Thanks for responding. I've still got a week to the deadline but as this is the most challenging thing I've done using notebooks, I am trying to get out ahead of it.
Nancy Melucci
Courses Plus Student 36,143 PointsWhat I did:
k1lst = list(anotherDict.keys())
print(k1lst) # to check contents
vallist = []
n = 10
top_ten = {}
for k1 in anotherDict:
first_n_pairs = list(anotherDict[k1].items())[:10]
vallist.append(first_n_pairs)
print(vallist) #to check contents
top_ten_dict = dict(zip(k1lst, vallist)
print(top_ten_dict)
"""Result: {'ELAINE': [('I', 2604), ('You', 598), ("I'm", 495), ('Oh,', 490), ('What', 398), ('know', 329), ('Well,', 303), ('like', 282), ('get', 269), ('got', 261)], 'GEORGE': [('I', 3946), ('You', 879), ("I'm", 823), ('like', 543), ('What', 520), ('know', 479), ('get', 460), ("It's", 415), ('think', 371), ('got', 367)], 'JERRY': [('I', 4665), ('You', 1188), ("I'm", 884), ('What', 799), ('like', 751), ('know', 693), ('get', 682), ('Oh,', 586), ('Well,', 557), ('it.', 517)], 'KRAMER': [('I', 2155), ("I'm", 551), ('You', 516), ('Well,', 512), ('Yeah,', 396), ('Oh,', 391), ('got', 384), ('get', 313), ('know', 290), ('like', 278)]}'''
It's close enough and I have a week to figure out how to make the tuples into key-value pairs. It does what was asked, though, those tuples are the 10 most common words spoken by the characters and the count for those (minus stop words)

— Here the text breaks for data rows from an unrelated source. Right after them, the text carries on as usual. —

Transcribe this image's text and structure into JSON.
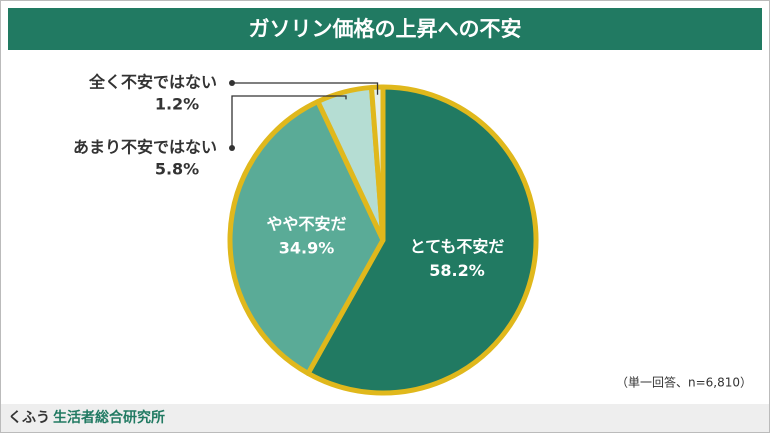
{
  "chart_data": {
    "type": "pie",
    "title": "ガソリン価格の上昇への不安",
    "categories": [
      "とても不安だ",
      "やや不安だ",
      "あまり不安ではない",
      "全く不安ではない"
    ],
    "values": [
      58.2,
      34.9,
      5.8,
      1.2
    ],
    "value_labels": [
      "58.2%",
      "34.9%",
      "5.8%",
      "1.2%"
    ],
    "colors": [
      "#217a62",
      "#5aab97",
      "#b5ddd3",
      "#e4efeb"
    ],
    "edge_color": "#e0b81c",
    "note": "（単一回答、n=6,810）",
    "source_brand": "くふう",
    "source_org": "生活者総合研究所"
  }
}
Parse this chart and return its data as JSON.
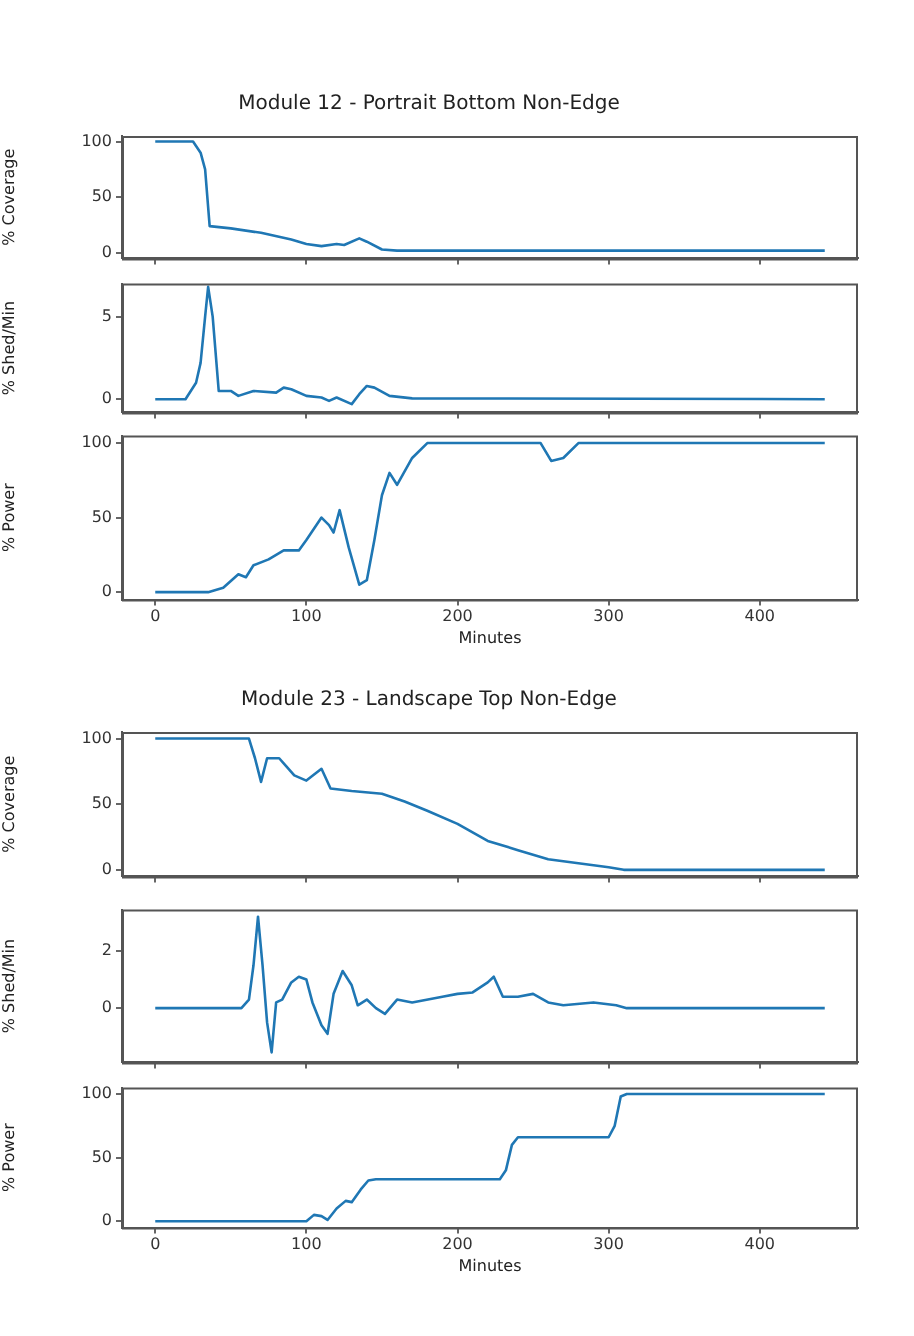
{
  "chart_data": [
    {
      "type": "line",
      "title": "Module 12 - Portrait Bottom Non-Edge",
      "ylabel": "% Coverage",
      "color": "#1f77b4",
      "xlim": [
        -22,
        465
      ],
      "xticks": [
        0,
        100,
        200,
        300,
        400
      ],
      "ylim": [
        -5,
        105
      ],
      "yticks": [
        0,
        50,
        100
      ],
      "tick_labels": "y",
      "x": [
        0,
        25,
        30,
        33,
        36,
        50,
        70,
        90,
        100,
        110,
        120,
        125,
        135,
        140,
        150,
        160,
        200,
        300,
        443
      ],
      "values": [
        100,
        100,
        90,
        75,
        24,
        22,
        18,
        12,
        8,
        6,
        8,
        7,
        13,
        10,
        3,
        2,
        2,
        2,
        2
      ]
    },
    {
      "type": "line",
      "ylabel": "% Shed/Min",
      "color": "#1f77b4",
      "xlim": [
        -22,
        465
      ],
      "xticks": [
        0,
        100,
        200,
        300,
        400
      ],
      "ylim": [
        -0.8,
        7
      ],
      "yticks": [
        0,
        5
      ],
      "tick_labels": "y",
      "x": [
        0,
        20,
        27,
        30,
        33,
        35,
        38,
        42,
        50,
        55,
        65,
        80,
        85,
        90,
        100,
        110,
        115,
        120,
        130,
        135,
        140,
        145,
        155,
        170,
        443
      ],
      "values": [
        0,
        0,
        1,
        2.2,
        5,
        6.8,
        5,
        0.5,
        0.5,
        0.2,
        0.5,
        0.4,
        0.7,
        0.6,
        0.2,
        0.1,
        -0.1,
        0.1,
        -0.3,
        0.3,
        0.8,
        0.7,
        0.2,
        0.05,
        0
      ]
    },
    {
      "type": "line",
      "ylabel": "% Power",
      "xlabel": "Minutes",
      "color": "#1f77b4",
      "xlim": [
        -22,
        465
      ],
      "xticks": [
        0,
        100,
        200,
        300,
        400
      ],
      "ylim": [
        -5,
        105
      ],
      "yticks": [
        0,
        50,
        100
      ],
      "x": [
        0,
        35,
        45,
        55,
        60,
        65,
        75,
        85,
        95,
        100,
        110,
        115,
        118,
        122,
        128,
        135,
        140,
        145,
        150,
        155,
        160,
        170,
        180,
        255,
        262,
        270,
        280,
        443
      ],
      "values": [
        0,
        0,
        3,
        12,
        10,
        18,
        22,
        28,
        28,
        35,
        50,
        45,
        40,
        55,
        30,
        5,
        8,
        35,
        65,
        80,
        72,
        90,
        100,
        100,
        88,
        90,
        100,
        100
      ]
    },
    {
      "type": "line",
      "title": "Module 23 - Landscape Top Non-Edge",
      "ylabel": "% Coverage",
      "color": "#1f77b4",
      "xlim": [
        -22,
        465
      ],
      "xticks": [
        0,
        100,
        200,
        300,
        400
      ],
      "ylim": [
        -5,
        105
      ],
      "yticks": [
        0,
        50,
        100
      ],
      "tick_labels": "y",
      "x": [
        0,
        62,
        66,
        70,
        74,
        82,
        92,
        100,
        110,
        116,
        130,
        150,
        165,
        180,
        200,
        220,
        240,
        260,
        280,
        300,
        310,
        443
      ],
      "values": [
        100,
        100,
        85,
        67,
        85,
        85,
        72,
        68,
        77,
        62,
        60,
        58,
        52,
        45,
        35,
        22,
        15,
        8,
        5,
        2,
        0,
        0
      ]
    },
    {
      "type": "line",
      "ylabel": "% Shed/Min",
      "color": "#1f77b4",
      "xlim": [
        -22,
        465
      ],
      "xticks": [
        0,
        100,
        200,
        300,
        400
      ],
      "ylim": [
        -1.9,
        3.45
      ],
      "yticks": [
        0,
        2
      ],
      "tick_labels": "y",
      "x": [
        0,
        57,
        62,
        65,
        68,
        71,
        74,
        77,
        80,
        84,
        90,
        95,
        100,
        104,
        110,
        114,
        118,
        124,
        130,
        134,
        140,
        146,
        152,
        160,
        170,
        190,
        200,
        210,
        220,
        224,
        230,
        240,
        250,
        260,
        270,
        290,
        305,
        312,
        443
      ],
      "values": [
        0,
        0,
        0.3,
        1.5,
        3.2,
        1.5,
        -0.5,
        -1.55,
        0.2,
        0.3,
        0.9,
        1.1,
        1,
        0.2,
        -0.6,
        -0.9,
        0.5,
        1.3,
        0.8,
        0.1,
        0.3,
        0,
        -0.2,
        0.3,
        0.2,
        0.4,
        0.5,
        0.55,
        0.9,
        1.1,
        0.4,
        0.4,
        0.5,
        0.2,
        0.1,
        0.2,
        0.1,
        0,
        0
      ]
    },
    {
      "type": "line",
      "ylabel": "% Power",
      "xlabel": "Minutes",
      "color": "#1f77b4",
      "xlim": [
        -22,
        465
      ],
      "xticks": [
        0,
        100,
        200,
        300,
        400
      ],
      "ylim": [
        -5,
        105
      ],
      "yticks": [
        0,
        50,
        100
      ],
      "x": [
        0,
        100,
        105,
        110,
        114,
        120,
        126,
        130,
        136,
        141,
        146,
        228,
        232,
        236,
        240,
        300,
        304,
        308,
        312,
        443
      ],
      "values": [
        0,
        0,
        5,
        4,
        1,
        10,
        16,
        15,
        25,
        32,
        33,
        33,
        40,
        60,
        66,
        66,
        75,
        98,
        100,
        100
      ]
    }
  ]
}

Thank you for responding to me. I appreciated your time.
Chris Freeman
Treehouse Moderator 68,454 PointsIf you have a list of tuples, you can create a new dictionary from them using:
dict(list_of_tuples)
See dict() in docs for various ways to make a new dict from other data.
Nancy Melucci
Courses Plus Student 36,143 PointsHi Chris,
the point was (as I understood it) to take 2 columns of a dataframe (characters and their lines), and create a nested dictionary of the 4 main characters and the top ten words that they spoke (removing the stop words). I pretty much had everything done except the top 10 part (I deconstructed the dataframe columns, created the first version of the nested dictionary, sorted it, removed the stop words.) I was struggling with extracting the top ten for each character into a new dictionary. I finally succeeded at it as explained above, although the top ten words and their counts are presented in tuples. I will keep working on that, although the dictionary remains nested and I wasn't forbidden from using tuples in tne inner dictionary.
Thanks!
Nancy Melucci
Nancy Melucci
Courses Plus Student 36,143 PointsThank you. I will try that tomorrow AM, when I will have more energy for it and can make sure it stays nested. Stay well and safe whereever you are on the planet.
Chris Freeman
Treehouse Moderator 68,454 PointsWith a better understanding of your data structure, here's how I would approach it:
# sample data
anotherDict = {
"abe": {"ab1": 10, "de1": 11, "gh1": 12, "jk1": 13},
"bob": {"bc2": 20, "de2": 21, "gh2": 22, "jk2": 23},
"cil": {"ab3": 30, "de3": 31, "gh3": 32, "jk3": 33},
"dan": {"ab4": 40, "de4": 41, "gh4": 42, "jk4": 43},
}
top_n_dicts = {}
top_count = 2
for name, words in anotherDict.items():
# sort by count value,
# -x[1] causes highest value to be first
sorted_by_count = sorted([(word, count)
for word, count
in words.items()],
key=lambda x:-x[1])
top_words = sorted_by_count[:top_count]
# add as new dict
top_n_dicts[name] = dict(top_words)
print(anotherDict)
print(top_n_dicts)
Post back if you have any questions. Good Luck (from Portland, OR)!!
Brandon White
Full Stack JavaScript Techdegree Graduate 35,771 PointsBrandon White
Full Stack JavaScript Techdegree Graduate 35,771 PointsHi Nancy,
Maybe you could try a list comprehension. print([x for x in anotherDict.items()]).
I don’t know that, that would work. I’m just kinda throwing something out there. If that doesn’t help, then I’ll do a little research once I’m near my computer.